Kebenaran mutlak (Al Haqq) tidak mungkin dapat dicapai oleh manusia dengan kekuatan akalnya. Kebenaran mutlak tidak mungkin diperoleh dengan upaya pemikiran mekanisme otak yang berwujud filsafat. Juga kebenaran mutlak tidak dapat dicapai manusia dengan upaya renungan mekanisme qalbu dalam wujud tasawuf. Al Haqq tidak dapat dicapai melalui filsafat ataupun tasawuf. Al Haqqu min rabbikum (s. alKahf, 29), artinya Al Haqq itu dari Rabb kamu (s. Gua 18:29). Alam ghaib juga tidak mungkin diketahui manusia dengan kekuatan akalnya. Filsafat dan tasawuf tidak mungkin dapat menyentuh alam ghaib.

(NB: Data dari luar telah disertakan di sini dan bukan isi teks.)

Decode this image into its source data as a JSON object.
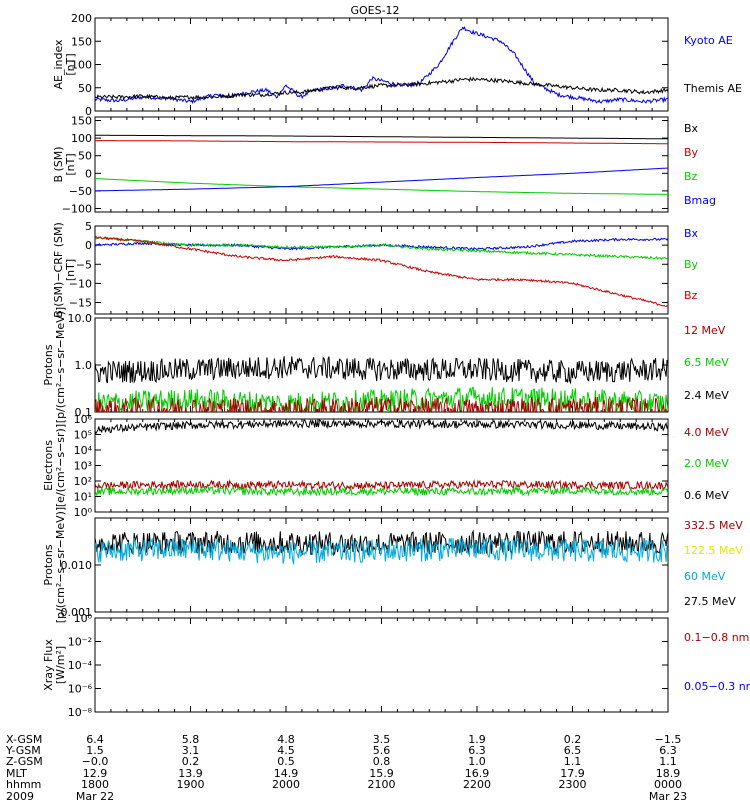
{
  "title": "GOES-12",
  "colors": {
    "black": "#000000",
    "blue": "#0000ee",
    "red": "#cc0000",
    "green": "#00cc00",
    "darkred": "#aa0000",
    "yellow": "#e6e600",
    "cyan": "#00aadd"
  },
  "chart_data": [
    {
      "type": "line",
      "ylabel": "AE_index\n[nT]",
      "ylim": [
        0,
        200
      ],
      "yticks": [
        {
          "v": 0,
          "label": "0"
        },
        {
          "v": 50,
          "label": "50"
        },
        {
          "v": 100,
          "label": "100"
        },
        {
          "v": 150,
          "label": "150"
        },
        {
          "v": 200,
          "label": "200"
        }
      ],
      "legend": [
        "Kyoto AE",
        "Themis AE"
      ],
      "series": [
        {
          "name": "Kyoto AE",
          "color": "#0000ee",
          "x": [
            18.0,
            18.25,
            18.5,
            18.75,
            19.0,
            19.25,
            19.4,
            19.6,
            19.8,
            19.9,
            20.0,
            20.15,
            20.3,
            20.5,
            20.6,
            20.8,
            20.9,
            21.0,
            21.2,
            21.4,
            21.5,
            21.6,
            21.75,
            21.85,
            21.95,
            22.1,
            22.25,
            22.4,
            22.5,
            22.6,
            22.75,
            22.85,
            23.0,
            23.15,
            23.3,
            23.5,
            23.75,
            24.0
          ],
          "y": [
            25,
            22,
            30,
            28,
            20,
            35,
            30,
            40,
            45,
            30,
            55,
            30,
            45,
            50,
            55,
            45,
            70,
            65,
            55,
            60,
            80,
            100,
            150,
            180,
            170,
            160,
            150,
            120,
            90,
            60,
            45,
            35,
            30,
            25,
            20,
            25,
            20,
            25
          ]
        },
        {
          "name": "Themis AE",
          "color": "#000000",
          "x": [
            18.0,
            18.25,
            18.5,
            18.75,
            19.0,
            19.25,
            19.5,
            19.75,
            20.0,
            20.15,
            20.3,
            20.5,
            20.75,
            21.0,
            21.25,
            21.5,
            21.75,
            21.85,
            22.0,
            22.25,
            22.5,
            22.75,
            23.0,
            23.25,
            23.5,
            23.75,
            24.0
          ],
          "y": [
            30,
            30,
            32,
            28,
            30,
            30,
            35,
            35,
            40,
            40,
            45,
            50,
            50,
            55,
            55,
            60,
            65,
            68,
            68,
            65,
            60,
            55,
            50,
            45,
            45,
            40,
            45
          ]
        }
      ]
    },
    {
      "type": "line",
      "ylabel": "B (SM)\n[nT]",
      "ylim": [
        -110,
        160
      ],
      "yticks": [
        {
          "v": -100,
          "label": "−100"
        },
        {
          "v": -50,
          "label": "−50"
        },
        {
          "v": 0,
          "label": "0"
        },
        {
          "v": 50,
          "label": "50"
        },
        {
          "v": 100,
          "label": "100"
        },
        {
          "v": 150,
          "label": "150"
        }
      ],
      "legend": [
        "Bx",
        "By",
        "Bz",
        "Bmag"
      ],
      "series": [
        {
          "name": "Bx",
          "color": "#000000",
          "x": [
            18,
            19,
            20,
            21,
            22,
            23,
            24
          ],
          "y": [
            108,
            107,
            106,
            104,
            102,
            100,
            98
          ]
        },
        {
          "name": "By",
          "color": "#cc0000",
          "x": [
            18,
            19,
            20,
            21,
            22,
            23,
            24
          ],
          "y": [
            93,
            92,
            90,
            89,
            88,
            86,
            84
          ]
        },
        {
          "name": "Bz",
          "color": "#00cc00",
          "x": [
            18,
            19,
            20,
            21,
            22,
            23,
            24
          ],
          "y": [
            -15,
            -28,
            -38,
            -45,
            -52,
            -57,
            -60
          ]
        },
        {
          "name": "Bmag",
          "color": "#0000ee",
          "x": [
            18,
            19,
            20,
            21,
            22,
            23,
            24
          ],
          "y": [
            -50,
            -45,
            -38,
            -25,
            -12,
            0,
            15
          ]
        }
      ]
    },
    {
      "type": "line",
      "ylabel": "B (SM)−CRF (SM)\n[nT]",
      "ylim": [
        -18,
        5
      ],
      "yticks": [
        {
          "v": -15,
          "label": "−15"
        },
        {
          "v": -10,
          "label": "−10"
        },
        {
          "v": -5,
          "label": "−5"
        },
        {
          "v": 0,
          "label": "0"
        },
        {
          "v": 5,
          "label": "5"
        }
      ],
      "legend": [
        "Bx",
        "By",
        "Bz"
      ],
      "series": [
        {
          "name": "Bx",
          "color": "#0000ee",
          "x": [
            18,
            18.5,
            19,
            19.5,
            20,
            20.5,
            21,
            21.5,
            22,
            22.5,
            23,
            23.5,
            24
          ],
          "y": [
            0,
            0.5,
            0,
            0,
            -1,
            -0.5,
            0,
            -0.5,
            -1,
            -0.5,
            1,
            1.5,
            1.5
          ]
        },
        {
          "name": "By",
          "color": "#00cc00",
          "x": [
            18,
            18.5,
            19,
            19.5,
            20,
            20.5,
            21,
            21.5,
            22,
            22.5,
            23,
            23.5,
            24
          ],
          "y": [
            2,
            1,
            0,
            0,
            -0.5,
            -0.5,
            0,
            -1,
            -1.5,
            -2,
            -2.5,
            -3,
            -3.5
          ]
        },
        {
          "name": "Bz",
          "color": "#cc0000",
          "x": [
            18,
            18.5,
            19,
            19.5,
            20,
            20.5,
            21,
            21.5,
            22,
            22.5,
            23,
            23.5,
            24
          ],
          "y": [
            2,
            1,
            -1,
            -3,
            -4,
            -3,
            -4,
            -7,
            -9,
            -9,
            -10,
            -13,
            -16
          ]
        }
      ]
    },
    {
      "type": "line",
      "ylabel": "Protons\n[p/(cm²−s−sr−MeV)]",
      "yscale": "log",
      "ylim": [
        0.1,
        10.0
      ],
      "yticks": [
        {
          "v": 0.1,
          "label": "0.1"
        },
        {
          "v": 1.0,
          "label": "1.0"
        },
        {
          "v": 10.0,
          "label": "10.0"
        }
      ],
      "legend": [
        "12 MeV",
        "6.5 MeV",
        "2.4 MeV"
      ],
      "series": [
        {
          "name": "2.4 MeV",
          "color": "#000000",
          "x": [
            18,
            19,
            20,
            21,
            22,
            23,
            24
          ],
          "y": [
            0.7,
            0.8,
            0.9,
            0.8,
            0.8,
            0.7,
            0.8
          ]
        },
        {
          "name": "6.5 MeV",
          "color": "#00cc00",
          "x": [
            18,
            19,
            20,
            21,
            22,
            23,
            24
          ],
          "y": [
            0.15,
            0.18,
            0.15,
            0.17,
            0.2,
            0.18,
            0.15
          ]
        },
        {
          "name": "12 MeV",
          "color": "#aa0000",
          "x": [
            18,
            19,
            20,
            21,
            22,
            23,
            24
          ],
          "y": [
            0.11,
            0.12,
            0.11,
            0.12,
            0.11,
            0.12,
            0.11
          ]
        }
      ]
    },
    {
      "type": "line",
      "ylabel": "Electrons\n[e/(cm²−s−sr)]",
      "yscale": "log",
      "ylim": [
        1,
        1000000
      ],
      "yticks": [
        {
          "v": 1,
          "label": "10⁰"
        },
        {
          "v": 10,
          "label": "10¹"
        },
        {
          "v": 100,
          "label": "10²"
        },
        {
          "v": 1000,
          "label": "10³"
        },
        {
          "v": 10000,
          "label": "10⁴"
        },
        {
          "v": 100000,
          "label": "10⁵"
        },
        {
          "v": 1000000,
          "label": "10⁶"
        }
      ],
      "legend": [
        "4.0 MeV",
        "2.0 MeV",
        "0.6 MeV"
      ],
      "series": [
        {
          "name": "0.6 MeV",
          "color": "#000000",
          "x": [
            18,
            18.5,
            19,
            20,
            21,
            22,
            23,
            24
          ],
          "y": [
            200000,
            300000,
            400000,
            500000,
            500000,
            450000,
            400000,
            300000
          ]
        },
        {
          "name": "4.0 MeV",
          "color": "#aa0000",
          "x": [
            18,
            19,
            20,
            21,
            22,
            23,
            24
          ],
          "y": [
            50,
            60,
            55,
            50,
            60,
            55,
            50
          ]
        },
        {
          "name": "2.0 MeV",
          "color": "#00cc00",
          "x": [
            18,
            19,
            20,
            21,
            22,
            23,
            24
          ],
          "y": [
            20,
            25,
            20,
            22,
            20,
            25,
            20
          ]
        }
      ]
    },
    {
      "type": "line",
      "ylabel": "Protons\n[p/(cm²−s−sr−MeV)]",
      "yscale": "log",
      "ylim": [
        0.001,
        0.1
      ],
      "yticks": [
        {
          "v": 0.001,
          "label": "0.001"
        },
        {
          "v": 0.01,
          "label": "0.010"
        }
      ],
      "legend": [
        "332.5 MeV",
        "122.5 MeV",
        "60 MeV",
        "27.5 MeV"
      ],
      "series": [
        {
          "name": "27.5 MeV",
          "color": "#000000",
          "x": [
            18,
            19,
            20,
            21,
            22,
            23,
            24
          ],
          "y": [
            0.03,
            0.03,
            0.03,
            0.028,
            0.03,
            0.03,
            0.03
          ]
        },
        {
          "name": "60 MeV",
          "color": "#00aadd",
          "x": [
            18,
            19,
            20,
            21,
            22,
            23,
            24
          ],
          "y": [
            0.02,
            0.022,
            0.018,
            0.02,
            0.022,
            0.02,
            0.02
          ]
        }
      ]
    },
    {
      "type": "line",
      "ylabel": "Xray Flux\n[W/m²]",
      "yscale": "log",
      "ylim": [
        1e-08,
        1
      ],
      "yticks": [
        {
          "v": 1e-08,
          "label": "10⁻⁸"
        },
        {
          "v": 1e-06,
          "label": "10⁻⁶"
        },
        {
          "v": 0.0001,
          "label": "10⁻⁴"
        },
        {
          "v": 0.01,
          "label": "10⁻²"
        },
        {
          "v": 1,
          "label": "10⁰"
        }
      ],
      "legend": [
        "0.1−0.8 nm",
        "0.05−0.3 nm"
      ],
      "series": []
    }
  ],
  "xaxis": {
    "xlim": [
      18.0,
      24.0
    ],
    "row_labels": [
      "X-GSM",
      "Y-GSM",
      "Z-GSM",
      "MLT",
      "hhmm",
      "2009"
    ],
    "ticks": [
      {
        "x": 18,
        "values": [
          "6.4",
          "1.5",
          "−0.0",
          "12.9",
          "1800",
          "Mar 22"
        ]
      },
      {
        "x": 19,
        "values": [
          "5.8",
          "3.1",
          "0.2",
          "13.9",
          "1900",
          ""
        ]
      },
      {
        "x": 20,
        "values": [
          "4.8",
          "4.5",
          "0.5",
          "14.9",
          "2000",
          ""
        ]
      },
      {
        "x": 21,
        "values": [
          "3.5",
          "5.6",
          "0.8",
          "15.9",
          "2100",
          ""
        ]
      },
      {
        "x": 22,
        "values": [
          "1.9",
          "6.3",
          "1.0",
          "16.9",
          "2200",
          ""
        ]
      },
      {
        "x": 23,
        "values": [
          "0.2",
          "6.5",
          "1.1",
          "17.9",
          "2300",
          ""
        ]
      },
      {
        "x": 24,
        "values": [
          "−1.5",
          "6.3",
          "1.1",
          "18.9",
          "0000",
          "Mar 23"
        ]
      }
    ]
  }
}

Demikianlah tolok ukur produk pemikiran dan renungan yang berupa filsafat dan tasawuf itu adalah: "Dza-lika lKita-bu la- Rayba fiyhi Hudan lilMuttaqiyn". Filsafat dan tasawuf harus dibingkai oleh Al Quran dan Hadits shahih, sebab kalau tidak demikian, maka filsafat dan tasawuf itu menjadi liar. Sungguh-sungguh suatu keniscayaan, para penganut dan pengamal filsafat dan tasawuf tanpa kendali itu menjadi sesat. Terjadilah fenomena yang naif, lucu, tetapi mengibakan, yaitu antara lain filosof itu berimajinasi tentang pantheisme, sufi itu ber"kasyaf" terbuka hijab, merasa bersatu dengan Allah. Adapun indikator penganut dan pengamal filsafat dan tasawuf tanpa kendali itu, adalah upaya yang sia-sia untuk mempersatukan segala agama. Inilah yang selalu kita mohonkan kepada Allah SAW setiap shalat, agar tidak terperosok ke dalam golongan "Dha-lluwn", kaum sesat.
Hudan lilMuttaqiyn", demikianlah wahyu itu menuntun akal para Muttaqiyn untuk berolah akal, yaitu berpikir/berfilsafat dan merasa/bertasawuf. Akal harus ditempatkan di bawah wahyu dan ilmu filsafat serta ilmu tasawuf harus ditempatkan di bawah iman, singkatnya wahyu di atas akal dan iman di atas ilmu. WaLlahu a'lamu bishshawab.